Lion's Gate Lager - Of the array put in front of us, this was definitely the most surprising in terms of how much I enjoyed it. I'm really not a lager guy at all and more often than not I probably would have skipped this one, but it was unlike any lager I had ever tried. This one poured an almost amber color with big, malty hues of butterscotch. Much more complex than a typical lager and it even got a little bit sweeter as it warmed up. This may put off fans of traditional lagers, but it made a new fan out of me.

Empress IPA - Dry-hopped with hops from Mt. Hood, this IPA comes out actually quite muted compared to typical Northwest variants. Josh's guess is it sits somewhere in the 60 IBU range, which for him made it a perfect session beer. If you're a fan of most Northwest ambers, pick this one up and you won't be disappointed. Want something super hoppy? Their Double IPA is where you should look.

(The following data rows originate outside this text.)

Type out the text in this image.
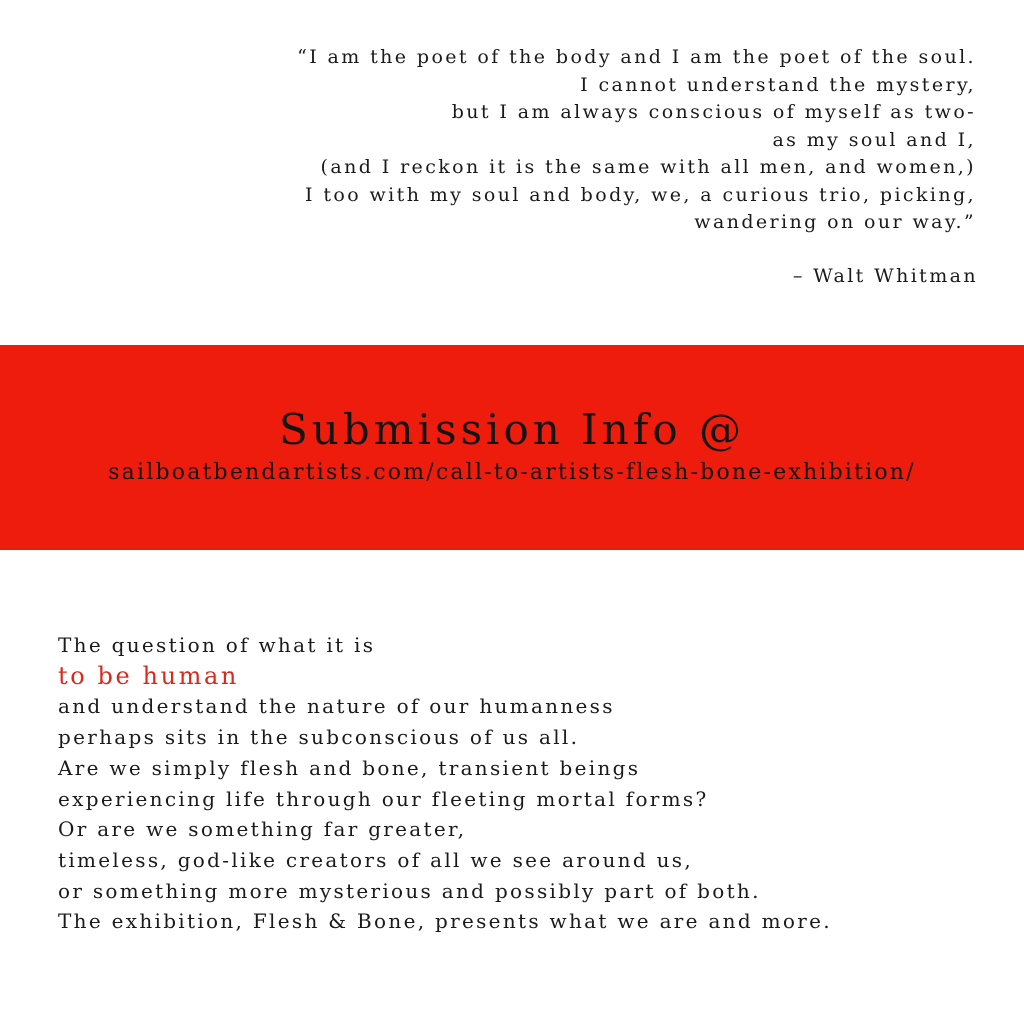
“I am the poet of the body and I am the poet of the soul.
I cannot understand the mystery,
but I am always conscious of myself as two-
as my soul and I,
(and I reckon it is the same with all men, and women,)
I too with my soul and body, we, a curious trio, picking,
wandering on our way.”
– Walt Whitman
Submission Info @
sailboatbendartists.com/call-to-artists-flesh-bone-exhibition/
The question of what it is
to be human
and understand the nature of our humanness
perhaps sits in the subconscious of us all.
Are we simply flesh and bone, transient beings
experiencing life through our fleeting mortal forms?
Or are we something far greater,
timeless, god-like creators of all we see around us,
or something more mysterious and possibly part of both.
The exhibition, Flesh & Bone, presents what we are and more.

Coal Porter - Most surprising about this porter is that it doesn't or feel like a porter at all. My first question after looking at it is whether or was poured on nitro or not, but apparently it normally pours as if it was. Super creamy mouthfeel with a decent amount of white head combine to what most would equate with a milk stout. Other than the creaminess, it's malty and contains the typical notes of a porter.

All in all, Steamworks is an excellent place to hit up for good beer, great food, and watching three hockey games at the same time. Do yourself a favor to and go for the taster tray.

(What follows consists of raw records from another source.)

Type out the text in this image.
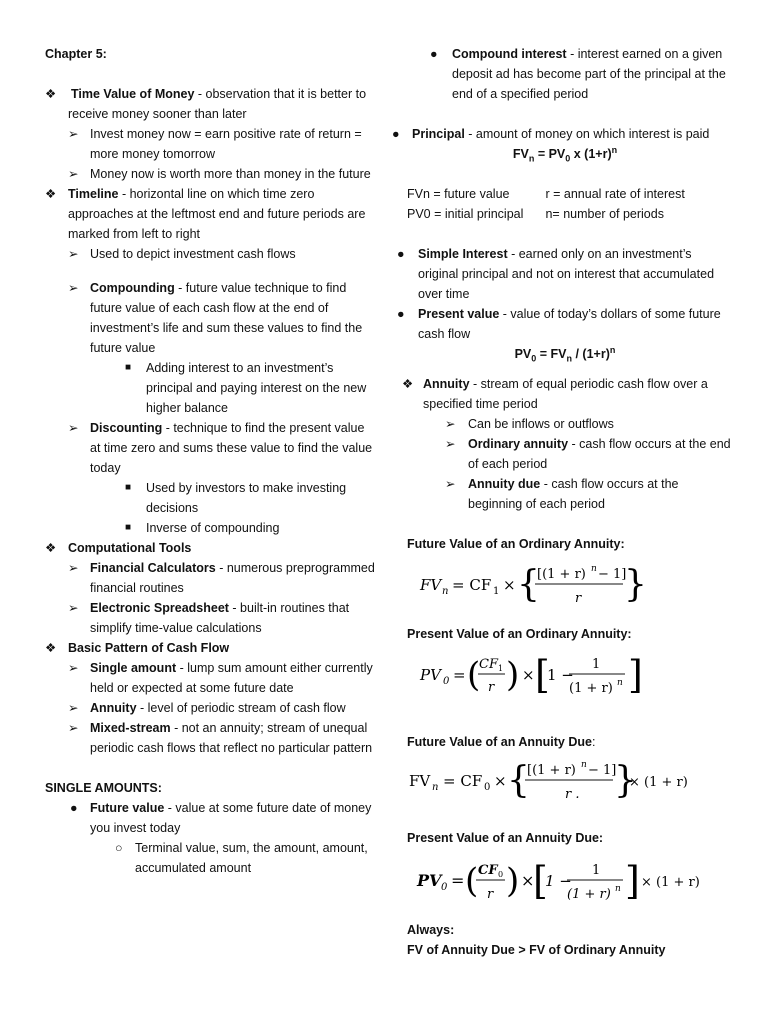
Chapter 5:
❖ Time Value of Money - observation that it is better to receive money sooner than later
➢ Invest money now = earn positive rate of return = more money tomorrow
➢ Money now is worth more than money in the future
❖ Timeline - horizontal line on which time zero approaches at the leftmost end and future periods are marked from left to right
➢ Used to depict investment cash flows
➢ Compounding - future value technique to find future value of each cash flow at the end of investment’s life and sum these values to find the future value
■ Adding interest to an investment’s principal and paying interest on the new higher balance
➢ Discounting - technique to find the present value at time zero and sums these value to find the value today
■ Used by investors to make investing decisions
■ Inverse of compounding
❖ Computational Tools
➢ Financial Calculators - numerous preprogrammed financial routines
➢ Electronic Spreadsheet - built-in routines that simplify time-value calculations
❖ Basic Pattern of Cash Flow
➢ Single amount - lump sum amount either currently held or expected at some future date
➢ Annuity - level of periodic stream of cash flow
➢ Mixed-stream - not an annuity; stream of unequal periodic cash flows that reflect no particular pattern
SINGLE AMOUNTS:
● Future value - value at some future date of money you invest today
○ Terminal value, sum, the amount, amount, accumulated amount
● Compound interest - interest earned on a given deposit ad has become part of the principal at the end of a specified period
● Principal - amount of money on which interest is paid
$FV_n = PV_0$ x $(1+r)^n$
FVn = future value	r = annual rate of interest
PV0 = initial principal n= number of periods
● Simple Interest - earned only on an investment’s original principal and not on interest that accumulated over time
● Present value - value of today’s dollars of some future cash flow
$PV_0 = FV_n / (1+r)^n$
❖ Annuity - stream of equal periodic cash flow over a specified time period
➢ Can be inflows or outflows
➢ Ordinary annuity - cash flow occurs at the end of each period
➢ Annuity due - cash flow occurs at the beginning of each period
Future Value of an Ordinary Annuity:
FV n = CF 1 × {
[(1 + r) n − 1]
r }
Present Value of an Ordinary Annuity:
PV 0 = (
CF 1
r ) × [
1 −
1
(1 + r) n ]
Future Value of an Annuity Due:
FV n = CF 0 × {
[(1 + r) n − 1]
r . }
× (1 + r)
Present Value of an Annuity Due:
PV 0 = ( CF 0
r ) ×
[
1 −
1
(1 + r) n ] × (1 + r)
Always:
FV of Annuity Due > FV of Ordinary Annuity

With eight little beers in us, it was time to do what any great Canadian citizen would do; go to a soccer match! Ok, so maybe soccer isn't quite as popular as hockey, but Vancouver is home to Major League Soccer's Vancouver Whitecaps FC. As fellow Cascadians (Go Timbers!), Josh and I thought it would be fun to round out the night by watching the Whitecaps take on FC Dallas in the brand new BC Place stadium. While the crowd wasn't nearly as rowdy as what we're used to in our respective cities (Go Timbers!), the match itself was thrilling and the crowd really got into it towards the end. For you beer fans, the picture is much bleaker. 99% of the vendors only carry Budweiser and I had never heard of the couple of micros we found. They also only come in little plastic cups, but on the bright side, the come with a Starbucks-esque top so you don't spill on your way to your seat or dump it on your face. Hooray safety! Vancouver ended up winning 1-0 and the closest thing we saw to a soccer riot was a drunk guy unsuccessfully kicking a road barrier (Go Timbers!).

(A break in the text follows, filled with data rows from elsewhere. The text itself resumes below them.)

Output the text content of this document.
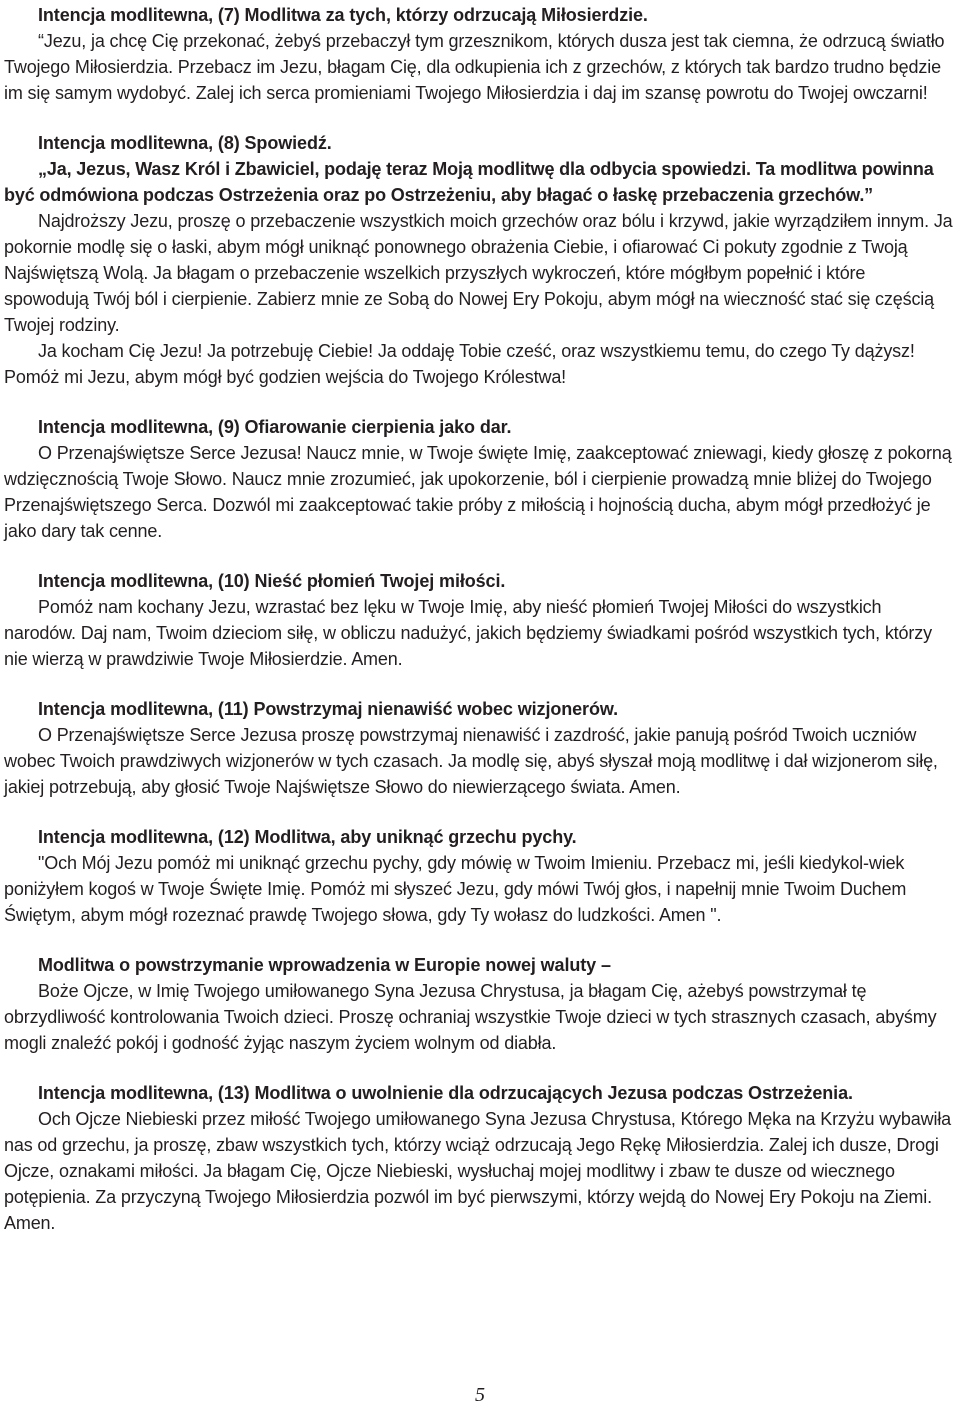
Intencja modlitewna, (7) Modlitwa za tych, którzy odrzucają Miłosierdzie.

“Jezu, ja chcę Cię przekonać, żebyś przebaczył tym grzesznikom, których dusza jest tak ciemna, że odrzucą światło Twojego Miłosierdzia. Przebacz im Jezu, błagam Cię, dla odkupienia ich z grzechów, z których tak bardzo trudno będzie im się samym wydobyć. Zalej ich serca promieniami Twojego Miłosierdzia i daj im szansę powrotu do Twojej owczarni!

Intencja modlitewna, (8) Spowiedź.

„Ja, Jezus, Wasz Król i Zbawiciel, podaję teraz Moją modlitwę dla odbycia spowiedzi. Ta modlitwa powinna być odmówiona podczas Ostrzeżenia oraz po Ostrzeżeniu, aby błagać o łaskę przebaczenia grzechów.”

Najdroższy Jezu, proszę o przebaczenie wszystkich moich grzechów oraz bólu i krzywd, jakie wyrządziłem innym. Ja pokornie modlę się o łaski, abym mógł uniknąć ponownego obrażenia Ciebie, i ofiarować Ci pokuty zgodnie z Twoją Najświętszą Wolą. Ja błagam o przebaczenie wszelkich przyszłych wykroczeń, które mógłbym popełnić i które spowodują Twój ból i cierpienie. Zabierz mnie ze Sobą do Nowej Ery Pokoju, abym mógł na wieczność stać się częścią Twojej rodziny.

Ja kocham Cię Jezu! Ja potrzebuję Ciebie! Ja oddaję Tobie cześć, oraz wszystkiemu temu, do czego Ty dążysz! Pomóż mi Jezu, abym mógł być godzien wejścia do Twojego Królestwa!

Intencja modlitewna, (9) Ofiarowanie cierpienia jako dar.

O Przenajświętsze Serce Jezusa! Naucz mnie, w Twoje święte Imię, zaakceptować zniewagi, kiedy głoszę z pokorną wdzięcznością Twoje Słowo. Naucz mnie zrozumieć, jak upokorzenie, ból i cierpienie prowadzą mnie bliżej do Twojego Przenajświętszego Serca. Dozwól mi zaakceptować takie próby z miłością i hojnością ducha, abym mógł przedłożyć je jako dary tak cenne.

Intencja modlitewna, (10) Nieść płomień Twojej miłości.

Pomóż nam kochany Jezu, wzrastać bez lęku w Twoje Imię, aby nieść płomień Twojej Miłości do wszystkich narodów. Daj nam, Twoim dzieciom siłę, w obliczu nadużyć, jakich będziemy świadkami pośród wszystkich tych, którzy nie wierzą w prawdziwie Twoje Miłosierdzie. Amen.

Intencja modlitewna, (11) Powstrzymaj nienawiść wobec wizjonerów.

O Przenajświętsze Serce Jezusa proszę powstrzymaj nienawiść i zazdrość, jakie panują pośród Twoich uczniów wobec Twoich prawdziwych wizjonerów w tych czasach. Ja modlę się, abyś słyszał moją modlitwę i dał wizjonerom siłę, jakiej potrzebują, aby głosić Twoje Najświętsze Słowo do niewierzącego świata. Amen.

Intencja modlitewna, (12) Modlitwa, aby uniknąć grzechu pychy.

"Och Mój Jezu pomóż mi uniknąć grzechu pychy, gdy mówię w Twoim Imieniu. Przebacz mi, jeśli kiedykol-wiek poniżyłem kogoś w Twoje Święte Imię. Pomóż mi słyszeć Jezu, gdy mówi Twój głos, i napełnij mnie Twoim Duchem Świętym, abym mógł rozeznać prawdę Twojego słowa, gdy Ty wołasz do ludzkości. Amen ".

Modlitwa o powstrzymanie wprowadzenia w Europie nowej waluty –

Boże Ojcze, w Imię Twojego umiłowanego Syna Jezusa Chrystusa, ja błagam Cię, ażebyś powstrzymał tę obrzydliwość kontrolowania Twoich dzieci. Proszę ochraniaj wszystkie Twoje dzieci w tych strasznych czasach, abyśmy mogli znaleźć pokój i godność żyjąc naszym życiem wolnym od diabła.

Intencja modlitewna, (13) Modlitwa o uwolnienie dla odrzucających Jezusa podczas Ostrzeżenia.

Och Ojcze Niebieski przez miłość Twojego umiłowanego Syna Jezusa Chrystusa, Którego Męka na Krzyżu wybawiła nas od grzechu, ja proszę, zbaw wszystkich tych, którzy wciąż odrzucają Jego Rękę Miłosierdzia. Zalej ich dusze, Drogi Ojcze, oznakami miłości. Ja błagam Cię, Ojcze Niebieski, wysłuchaj mojej modlitwy i zbaw te dusze od wiecznego potępienia. Za przyczyną Twojego Miłosierdzia pozwól im być pierwszymi, którzy wejdą do Nowej Ery Pokoju na Ziemi. Amen.

5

With a full day of Vancouver under our belts and a night of restful slumber, it was time to head back home. A huge thank you goes out to Steve for his great dining suggestions, Tourism BC for information on lodging, and the Coast Coal Harbour hotel for such incredible hospitality and fantastic room service. Another shout out goes to the US border guards who have on file no less than 50,000 photos of Josh and I crossing into the country. USA! USA! USA!